If the Baseball Hall of Fame no longer wants to recognize the best players in the history of the game, then we no longer have to recognize it as the ultimate shrine to the sport.
On Tuesday, arguably the greatest hitter in the history of the game, Barry Bonds, was denied entry — again — on moral grounds. Roger Clemens, one of the greatest pitchers in the game, received the same fate. Meanwhile, another unquestionably great pitcher, Curt Schilling, missed out because of his political beliefs and bigoted comments.
And I’m wondering why they were excluded.
The Baseball Hall of Fame is filled with cheaters, bigots, scoundrels, and folks who used performance-enhancing drugs — both the early-day stuff and the real good stuff of recent years.
Yes, there are some men of exceptionally high character in the hall, but to believe that Cooperstown is exclusively filled with such people is beyond naive — it’s willful ignorance.
Bond, Clemens, and Schilling would fit right in with this lot.

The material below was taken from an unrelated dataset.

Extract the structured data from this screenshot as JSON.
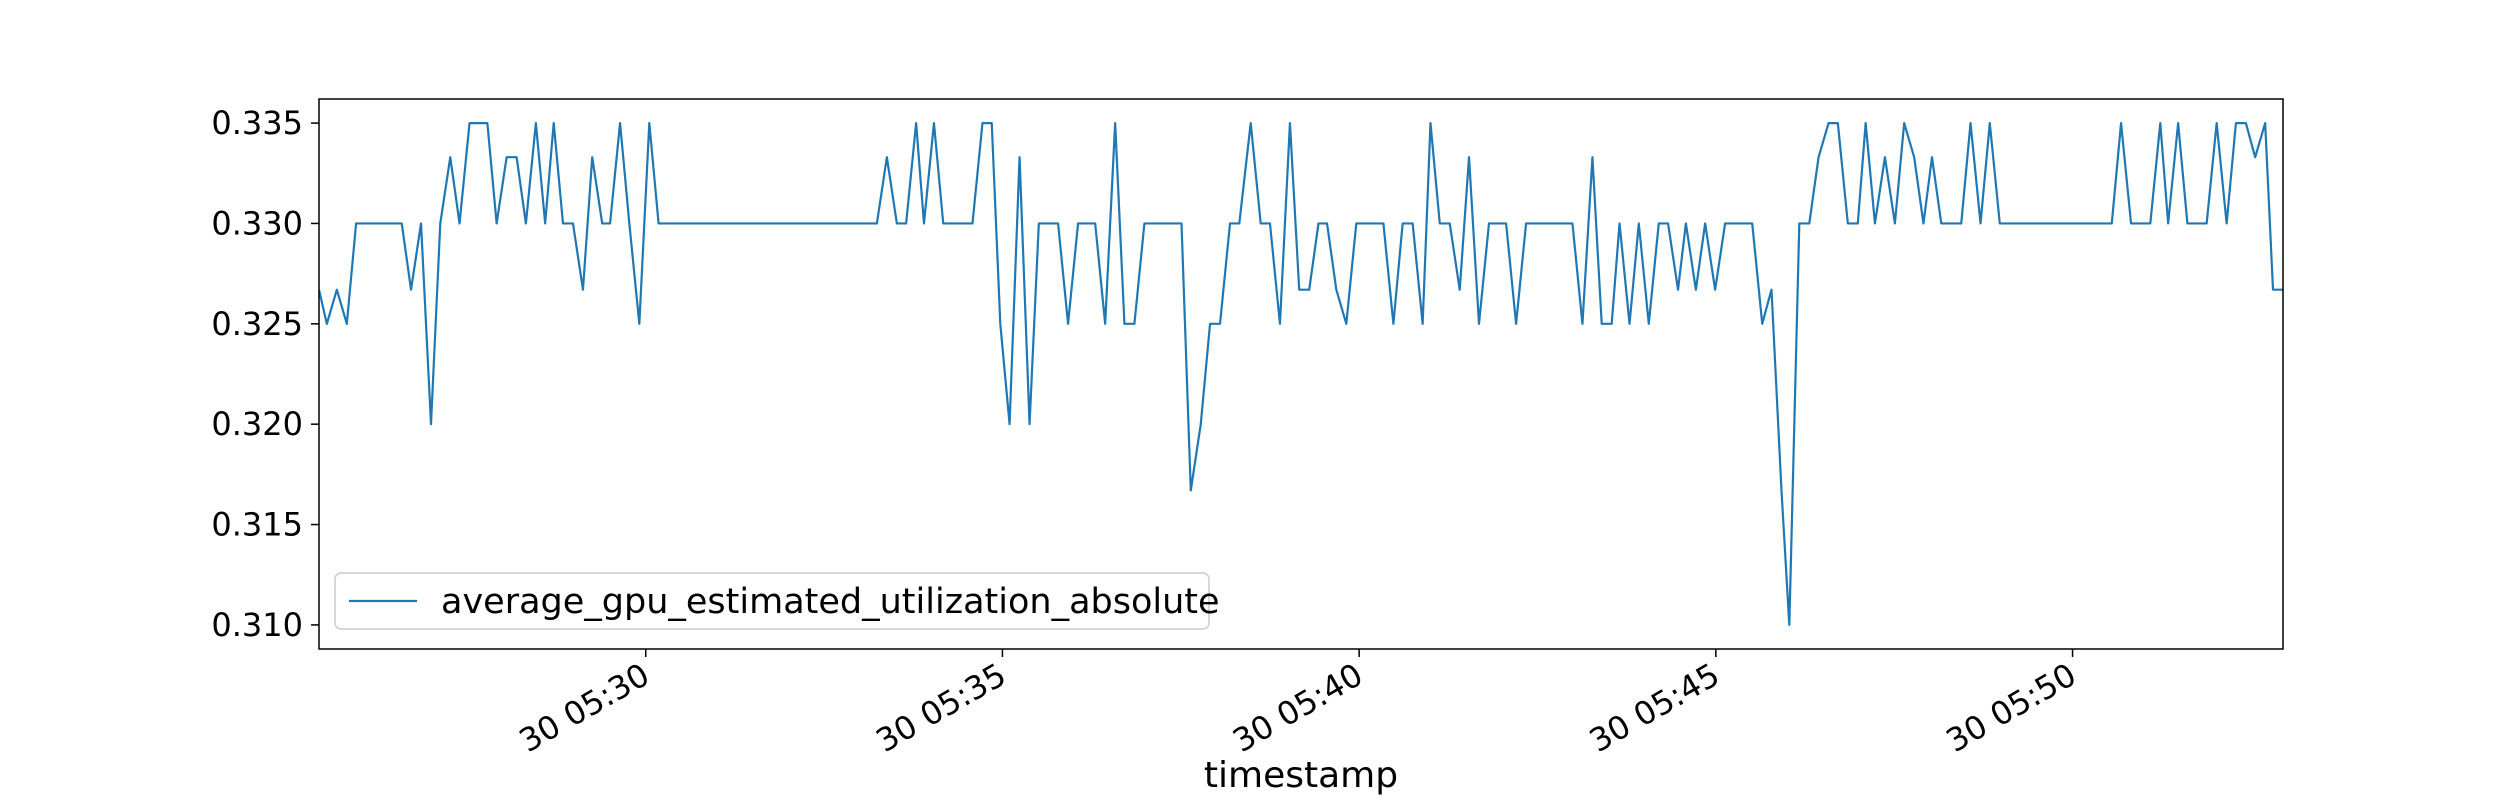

After all, they were exceptional baseball players. I thought recognizing such titans in the industry — flaws and all — is why the Hall of Fame was built.
The Hall of Fame’s self-appointed mission is — and this is directly from its website — “to preserve the sport’s history, honor excellence within the game, and make a connection between the generations of people who enjoy baseball.”
Were Bonds, Clemens, and Schilling not unquestionably excellent, even if the first two’s means weren’t necessarily scrupulous and the latter has been anything but excellent since retirement?
The last time I checked, Bonds had a career so prolific he would have been a first-ballot Hall of Famer without the specter of performance-enhancing drugs on his record. The same with Clemens.
Schilling is unquestionably an all-time great, too.
Many point to the “character clause” on the Hall of Fame ballot as the reason to not include these three. Apparently, voters need to take into account “integrity, sportsmanship and character” for each player.
That’s a nice thought. The problem is that character seems to be more heavily weighted for some players and not others.
Mariano Rivera’s unsavory far-right political beliefs weren’t a problem for him when he received 100 percent of the vote. There’s no doubt Schilling is less couth, but why is he held to a different standard than the only man in the history of the Hall of Fame to receive a unanimous vote?
Mike Piazza, Jeff Bagwell, and Ivan Rodriguez are all in the Hall and are all suspected of using performance-enhancing drugs. That’s only to name a few. Was it proven they took them? No more than it was proven that Bonds and Clemens did.
The difference is that Bonds and Clemens were ensnared in federal probes. Both players claimed that they never willingly took PEDs. After long legal processes, neither has a conviction on their record.
Do I believe both of them took performance-enhancing drugs? Of course. But why would they still be held to higher scrutiny than folks already in the Hall of Fame?
The cognitive dissonance is startling.
There’s only one explanation for it, and it’s not a flattering one:
This is personal for too many of the 400-or-so baseball writers with ballots.
No one debates the numbers or the impact of Bonds, Clemens, or Schilling. No, their exclusion is about writers who are trying to maintain a final shred of self-importance in a sport that’s fading fast. They’re big-timing the biggest names, under the guise that it makes them bigger; that it accomplishes something worthwhile.
It doesn’t. It’s just petty and small.
Don’t like Schilling or what he says? Get in line.
No one enjoys the concept of performance-enhancing drugs, either. But it wasn’t until this century that Major League Baseball actually wrote a rule against them. Meanwhile, the commissioner who turned a blind eye to the rampant PED use — and probably some of the players who took advantage of the moment — are enshrined.
Maybe Bonds, Schilling, and Clemens receive the votes next year, their final turn on the ballot. This year, Bonds and Clemens are at 61 percent of the vote — you need 75 percent to be enshrined. Schilling needs 16 more votes. Those writers who are trying to prove a point (about what, exactly, I don’t know) will have made all three sweat for as long as they could. The pettiness will end and they’ll finally deliver the trio to their rightful places along with the other legends of the game and Harold Baines.
But I’m not banking on that, because this operation should not have gone on for this long in the first place.
And so long as nothing changes — so long as pettiness is deemed more important than play — the Baseball Hall of Fame will be an embarrassment.